My parents wanted their children to have the heritage of both of their last names, but thought that a double-barrel name would be too much of a mouthful. So they added their names together. Borske + Thompson = Thomborson, in their logic.

HOLYSHIT

My name is similar to the russian example, Sigvertsen basically means Son of Sigvert, who was the progenetor of my family line, My christain name, Carl is from my Great x4 (i think ) grandfather, and my middle name Raymond was my fathers.

Interestingly enough there are two pronounciations of my family name, The Danish one where the “G” is silent which is the way it pronounced right up until the second world war, at which time my paternal grandmother declared it to be “Too German Sounding” and she changed it to the “G” being pronounced. Strangely though She also tried to insist on my first name being spelled with a “K” but my parents vetoed her, My Nana was funny in da head.

I spent my entire life pronouncing my name one way (which was enough of a hassle to get teachers to learn it :angry: ) and then find out that it should have been pronounced another way :angry: :angry:

I have tried to use the true Danish pronunciation but i gave up after a while.

The difference is that “Mac” is the tradditional spelling of the irish and scottish “son of” where as the “Mc” is the anglasised version, Which differs from the Irish O’(name) which means “Decendant of” and not nesaceraly “Son of”.

Anglasising the names is more previlent in scottland than with the Irish.

Infact the Irish at one point didn’t like it at all which is why there are divides between family where a portion moved to the other isle and changed the name, an example is the older MacAuley’s (whom there are not alot of left) who stayed in their home land when the rest of them buggered off to scottland whom very clearly dont like the McAuley’s.

Also you get the case of two unrelated groups with the same name whom one of anglisied their names due to being mistaken for the other (I cant think of the exact group now but there is another irish/scottish one)

So the Difference between Mac and Mc is nothing from the point of veiw of meaning, they are both from the root of “son of” but there IS a difference between a MacDonald and a McDonald.

Oh and if we realy want to go into it there is also “Mag” (which now days is in rare use as people just drop off their names) but that is EXACTLY the same as “Mac” its only different because the letters the bit after it starts with, an example being MagShamhráin

Does anyone know what the difference is between Stewart & Stuart?

Of what I know they are just 2 variations of the same name, how ever it would be handy to know if there is more to it than that.

[quote=“madwolf_958”]Does anyone know what the difference is between Stewart & Stuart?

Of what I know they are just 2 variations of the same name, how ever it would be handy to know if there is more to it than that.[/quote]The French language doesn’t have a W sound, so when large portions of the Stewart clan decamped to La Belle Francaise after Bonnie Prince Charlie got it in the neck in the 18th C they had to change the spelling so that the locals could pronounce their name.
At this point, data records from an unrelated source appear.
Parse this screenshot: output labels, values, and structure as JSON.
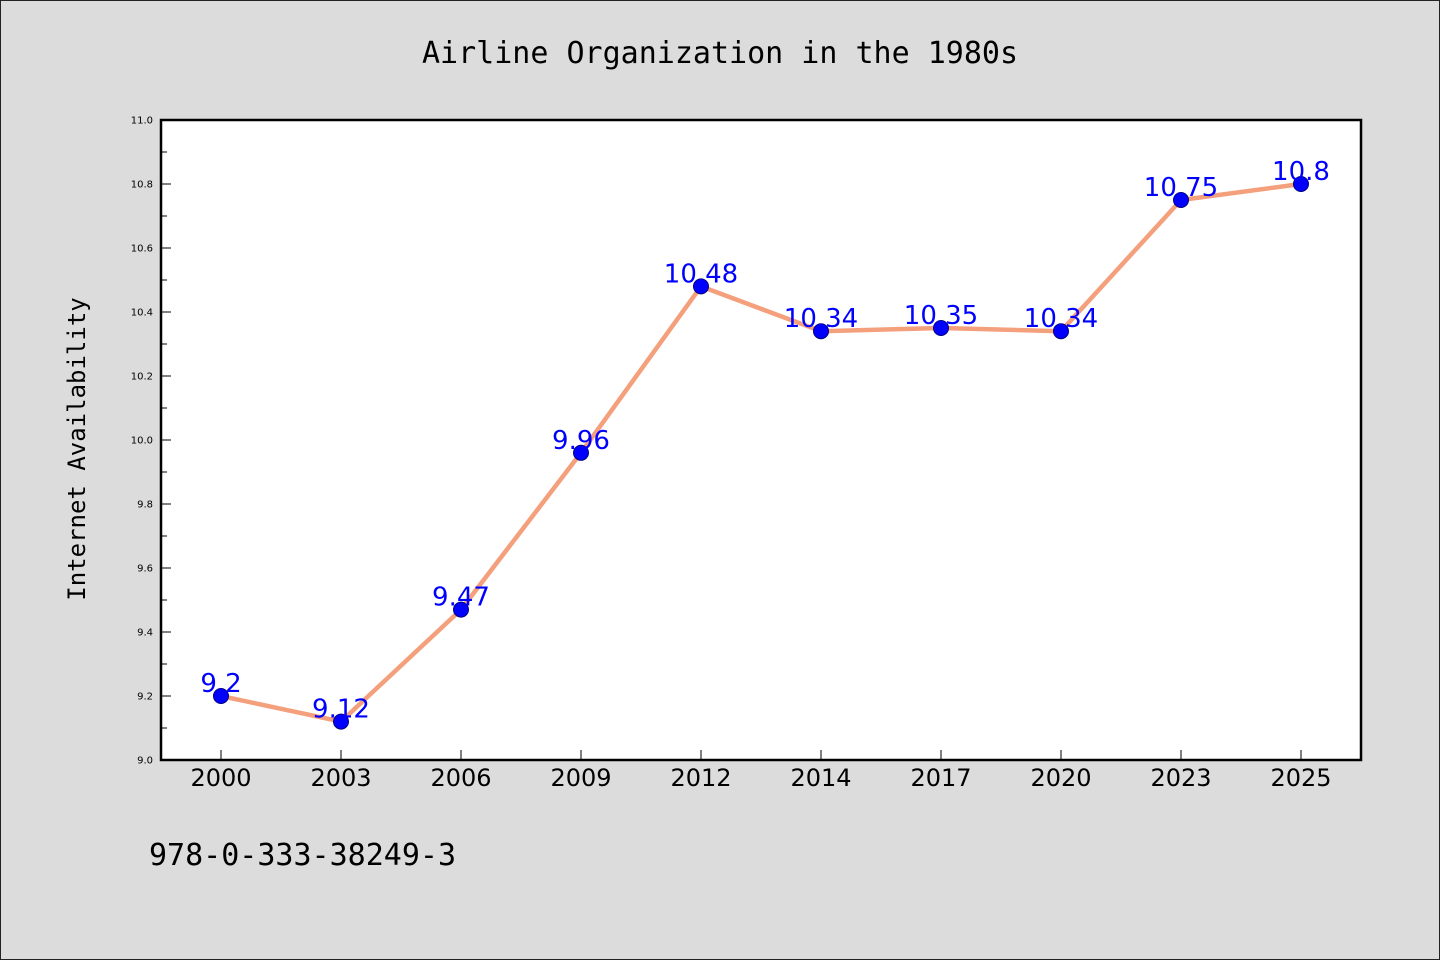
{
  "chart_data": {
    "type": "line",
    "title": "Airline Organization in the 1980s",
    "xlabel": "",
    "ylabel": "Internet Availability",
    "categories": [
      "2000",
      "2003",
      "2006",
      "2009",
      "2012",
      "2014",
      "2017",
      "2020",
      "2023",
      "2025"
    ],
    "values": [
      9.2,
      9.12,
      9.47,
      9.96,
      10.48,
      10.34,
      10.35,
      10.34,
      10.75,
      10.8
    ],
    "data_labels": [
      "9.2",
      "9.12",
      "9.47",
      "9.96",
      "10.48",
      "10.34",
      "10.35",
      "10.34",
      "10.75",
      "10.8"
    ],
    "ylim": [
      9.0,
      11.0
    ],
    "yticks": [
      "9.0",
      "9.2",
      "9.4",
      "9.6",
      "9.8",
      "10.0",
      "10.2",
      "10.4",
      "10.6",
      "10.8",
      "11.0"
    ],
    "grid": false,
    "legend": "none",
    "colors": {
      "line": "#f4a07c",
      "marker": "#0000ff",
      "marker_edge": "#000080",
      "data_label": "#0000ff",
      "plot_background": "#ffffff",
      "figure_background": "#dcdcdc"
    }
  },
  "footer": {
    "isbn": "978-0-333-38249-3"
  }
}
EDIT: Ah, my Google Foo is strong and my memory for dates is weak. The variation (according to here and here) apparently turned up earlier, when Mary Queen of Scots became Queen of France in the 16th C.
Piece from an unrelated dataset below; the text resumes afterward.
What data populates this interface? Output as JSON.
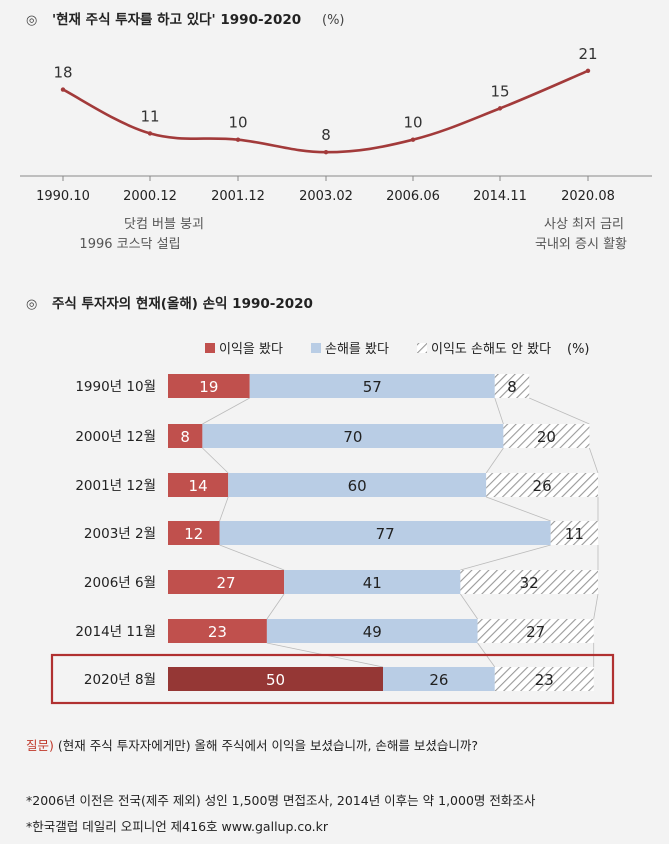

EDIT * 2: As shown in some English vs French variations: garderobe vs wardrobe, guardian vs warden, guerre vs war, Edouard vs Edward

No. That’s loan-words from two different dialects of French, a generation or so apart, or so a Professor of English told me.

Thems sound like fightin words to me, We got ourselves a feud here Yeehaa!!!

May I suggest that, if you do not have anything to add to the discussion, you at least refrain from trying to stir up trouble?